Da ist etwa Michael Douglas, der sich in EINE NACHT BEI MC COOL'S
mit einer enormen Haartolle endgültig von seinem geschleckten WALL
STREET-Image verabschiedet. Oder Jamie Lee Curtis, die in DER FALL MONA eine
furchterregende, abgefressene VoKuHiLa-Frisur zur Schau trägt. Oder
John Travolta, der mit seinem Topfschnitt in LUCKY NUMBERS seinen
coolen Sunny Boy Status massiv gefährdet. (Auf keinen Fall zu
vergessen: David Spade in JOE DIRT, wenn man diesen erstaunlich Lacher-freien Film
denn als Komödie durchgehen läßt. -Die Red.)
Der gedanklich Weg von schlimmen Frisuren zu den 80er Jahren ist
nicht weit, weshalb es nicht verwundert, dass etwa LUCKY NUMBERS im
Jahr 1988 spielt und sich dabei nicht nur in Ausstattung und
Garderobe, sondern auch filmisch dieser Zeit verpflichtet fühlt.
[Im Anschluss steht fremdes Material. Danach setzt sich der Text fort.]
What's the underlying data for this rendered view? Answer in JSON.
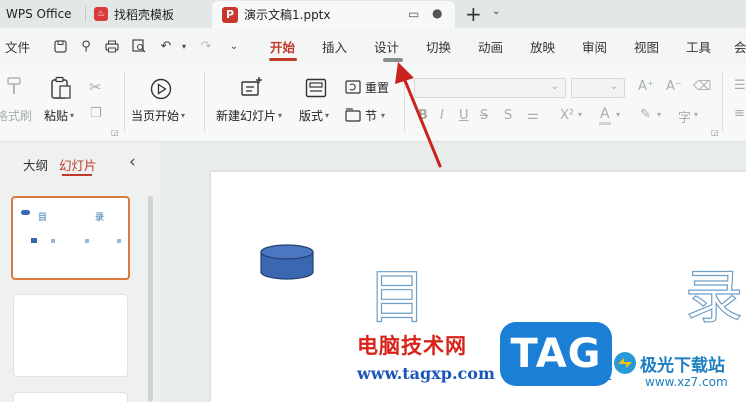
{
  "titlebar": {
    "tabs": [
      {
        "label": "WPS Office"
      },
      {
        "label": "找稻壳模板"
      },
      {
        "label": "演示文稿1.pptx"
      }
    ],
    "new_tab_symbol": "+"
  },
  "menu": {
    "file": "文件",
    "items": [
      "开始",
      "插入",
      "设计",
      "切换",
      "动画",
      "放映",
      "审阅",
      "视图",
      "工具",
      "会"
    ],
    "active_index": 0,
    "accent": "#c0392b"
  },
  "ribbon": {
    "format_painter": "格式刷",
    "paste": "粘贴",
    "from_current": "当页开始",
    "new_slide": "新建幻灯片",
    "layout": "版式",
    "reset": "重置",
    "section": "节"
  },
  "left_panel": {
    "tab_outline": "大纲",
    "tab_slides": "幻灯片",
    "collapse_symbol": "‹"
  },
  "thumb1": {
    "title_left": "目",
    "title_right": "录"
  },
  "slide": {
    "char_left": "目",
    "char_right": "录"
  },
  "watermarks": {
    "site_cn": "电脑技术网",
    "site_url": "www.tagxp.com",
    "tag": "TAG",
    "xz_cn": "极光下载站",
    "xz_url": "www.xz7.com"
  }
}
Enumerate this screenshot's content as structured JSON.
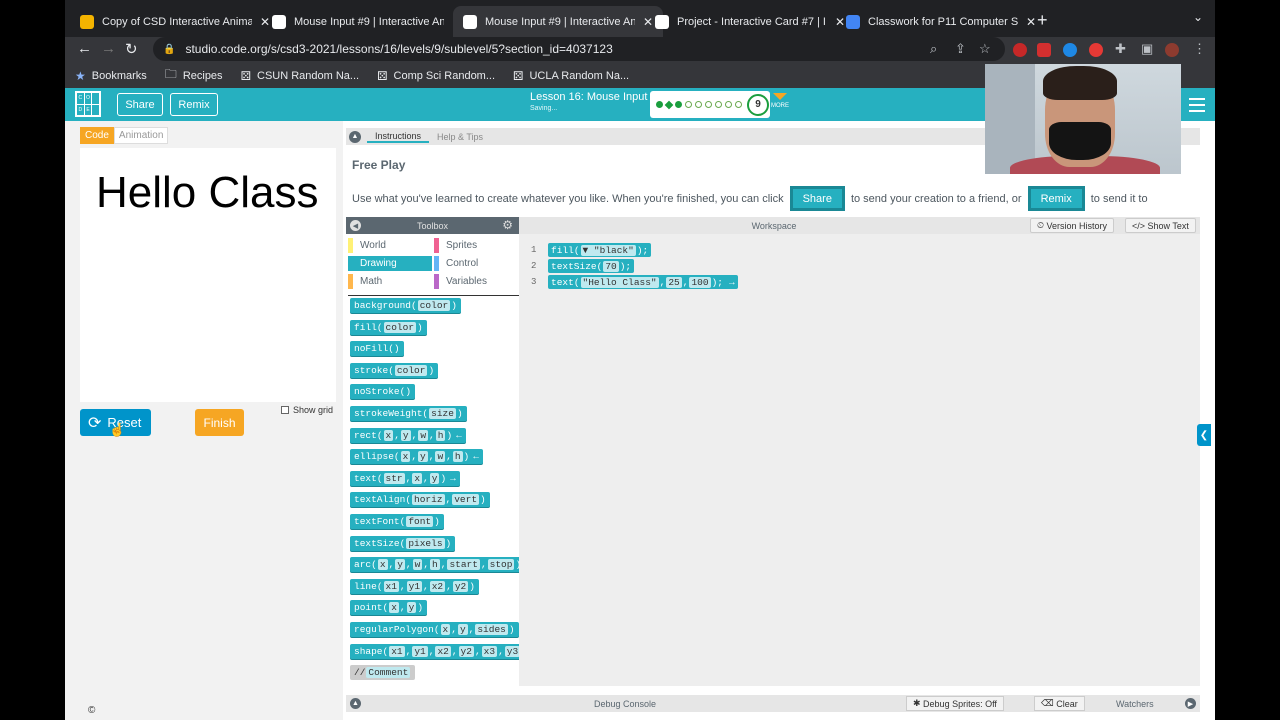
{
  "browser": {
    "tabs": [
      {
        "title": "Copy of CSD Interactive Anima",
        "favicon_color": "#f4b400"
      },
      {
        "title": "Mouse Input #9 | Interactive An",
        "favicon_color": "#ffffff"
      },
      {
        "title": "Mouse Input #9 | Interactive An",
        "favicon_color": "#ffffff",
        "active": true
      },
      {
        "title": "Project - Interactive Card #7 | I",
        "favicon_color": "#ffffff"
      },
      {
        "title": "Classwork for P11 Computer Sc",
        "favicon_color": "#4285f4"
      }
    ],
    "tab_close": "✕",
    "new_tab": "+",
    "url": "studio.code.org/s/csd3-2021/lessons/16/levels/9/sublevel/5?section_id=4037123",
    "bookmarks": [
      {
        "label": "Bookmarks",
        "icon": "star-icon"
      },
      {
        "label": "Recipes",
        "icon": "folder-icon"
      },
      {
        "label": "CSUN Random Na...",
        "icon": "dice-icon"
      },
      {
        "label": "Comp Sci Random...",
        "icon": "dice-icon"
      },
      {
        "label": "UCLA Random Na...",
        "icon": "dice-icon"
      }
    ]
  },
  "header": {
    "logo_letters": [
      "C",
      "O",
      "D",
      "E"
    ],
    "share_label": "Share",
    "remix_label": "Remix",
    "lesson_title": "Lesson 16: Mouse Input",
    "status": "Saving...",
    "level_number": "9",
    "more_label": "MORE",
    "accent_color": "#26b0c0"
  },
  "viz": {
    "tab_code": "Code",
    "tab_animation": "Animation",
    "canvas_text": "Hello Class",
    "reset_label": "Reset",
    "finish_label": "Finish",
    "show_grid_label": "Show grid",
    "copyright": "©"
  },
  "instructions": {
    "tab_instructions": "Instructions",
    "tab_help": "Help & Tips",
    "title": "Free Play",
    "text_1": "Use what you've learned to create whatever you like. When you're finished, you can click",
    "share_btn": "Share",
    "text_2": "to send your creation to a friend, or",
    "remix_btn": "Remix",
    "text_3": "to send it to"
  },
  "toolbox": {
    "title": "Toolbox",
    "categories": [
      {
        "label": "World",
        "color": "#fff176"
      },
      {
        "label": "Sprites",
        "color": "#f06292"
      },
      {
        "label": "Drawing",
        "color": "#26b0c0",
        "selected": true
      },
      {
        "label": "Control",
        "color": "#64b5f6"
      },
      {
        "label": "Math",
        "color": "#ffb74d"
      },
      {
        "label": "Variables",
        "color": "#ba68c8"
      }
    ],
    "blocks": [
      {
        "name": "background",
        "params": [
          "color"
        ]
      },
      {
        "name": "fill",
        "params": [
          "color"
        ]
      },
      {
        "name": "noFill",
        "params": []
      },
      {
        "name": "stroke",
        "params": [
          "color"
        ]
      },
      {
        "name": "noStroke",
        "params": []
      },
      {
        "name": "strokeWeight",
        "params": [
          "size"
        ]
      },
      {
        "name": "rect",
        "params": [
          "x",
          "y",
          "w",
          "h"
        ],
        "arrow": "←"
      },
      {
        "name": "ellipse",
        "params": [
          "x",
          "y",
          "w",
          "h"
        ],
        "arrow": "←"
      },
      {
        "name": "text",
        "params": [
          "str",
          "x",
          "y"
        ],
        "arrow": "→"
      },
      {
        "name": "textAlign",
        "params": [
          "horiz",
          "vert"
        ]
      },
      {
        "name": "textFont",
        "params": [
          "font"
        ]
      },
      {
        "name": "textSize",
        "params": [
          "pixels"
        ]
      },
      {
        "name": "arc",
        "params": [
          "x",
          "y",
          "w",
          "h",
          "start",
          "stop"
        ]
      },
      {
        "name": "line",
        "params": [
          "x1",
          "y1",
          "x2",
          "y2"
        ]
      },
      {
        "name": "point",
        "params": [
          "x",
          "y"
        ]
      },
      {
        "name": "regularPolygon",
        "params": [
          "x",
          "y",
          "sides"
        ]
      },
      {
        "name": "shape",
        "params": [
          "x1",
          "y1",
          "x2",
          "y2",
          "x3",
          "y3"
        ]
      },
      {
        "name": "//",
        "params": [
          "Comment"
        ],
        "comment": true
      }
    ]
  },
  "workspace": {
    "title": "Workspace",
    "version_history": "Version History",
    "show_text": "Show Text",
    "lines": [
      {
        "num": "1",
        "name": "fill",
        "args": [
          "▼ \"black\""
        ]
      },
      {
        "num": "2",
        "name": "textSize",
        "args": [
          "70"
        ]
      },
      {
        "num": "3",
        "name": "text",
        "args": [
          "\"Hello Class\"",
          "25",
          "100"
        ],
        "arrow": "→"
      }
    ]
  },
  "debug": {
    "title": "Debug Console",
    "sprites_btn": "Debug Sprites: Off",
    "clear_btn": "Clear",
    "watchers": "Watchers"
  }
}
Das muntere Aneinanderreihen von kleinen und großen
Katastrophen, unterlegt mit einigen schmissigen (ich meine das Wort
so abwertend wie es klingt) Rocksongs, ausgerichtet auf den
tragischen Held im Zentrum dieses Chaos; wer sich bei dieser
Mischung nicht an die 80er Jahre Filme mit Steve Martin oder von
John Landis (allen voran INTO THE NIGHT) erinnert fühlt, hat dieses
schreckliche Jahrzehnt entweder verschlafen oder lebt mit der Gnade
der späten Geburt.
LUCKY NUMBERS ist trotzdem eine weitgehend gelungene Komödie, die
temporeich unterhält, ohne dabei Humor unterhalb der Gürtellinie
bemühen zu müssen. Etwas störend ist jedoch John Travolta, der
durchaus in Komödien passen mag (etwa SCHNAPPT SHORTY), aber
keineswegs ein guter Komiker ist. Alles halb so wild, da eine Reihe
begabterer Schauspieler wie Bill Pullman als antriebsloser Polizist
oder der immer wieder gute Tim Roth als smarter Nachtclubbesitzer
das unkontrollierte Chargieren Travoltas schnell wieder vergessen
lassen.
Auch in DER FALL MONA sind die allgegenwärtigen Yugo-Autos nicht
das einzige, was an die 80er Jahre gemahnt. Spätestens bei der
Besetzung mit Danny DeVito und Bette Midler erinnert man sich an
RUTHLESS PEOPLE (DIE UNGLAUBLICHE ENTFÜHRUNG DER VERRÜCKTEN MRS.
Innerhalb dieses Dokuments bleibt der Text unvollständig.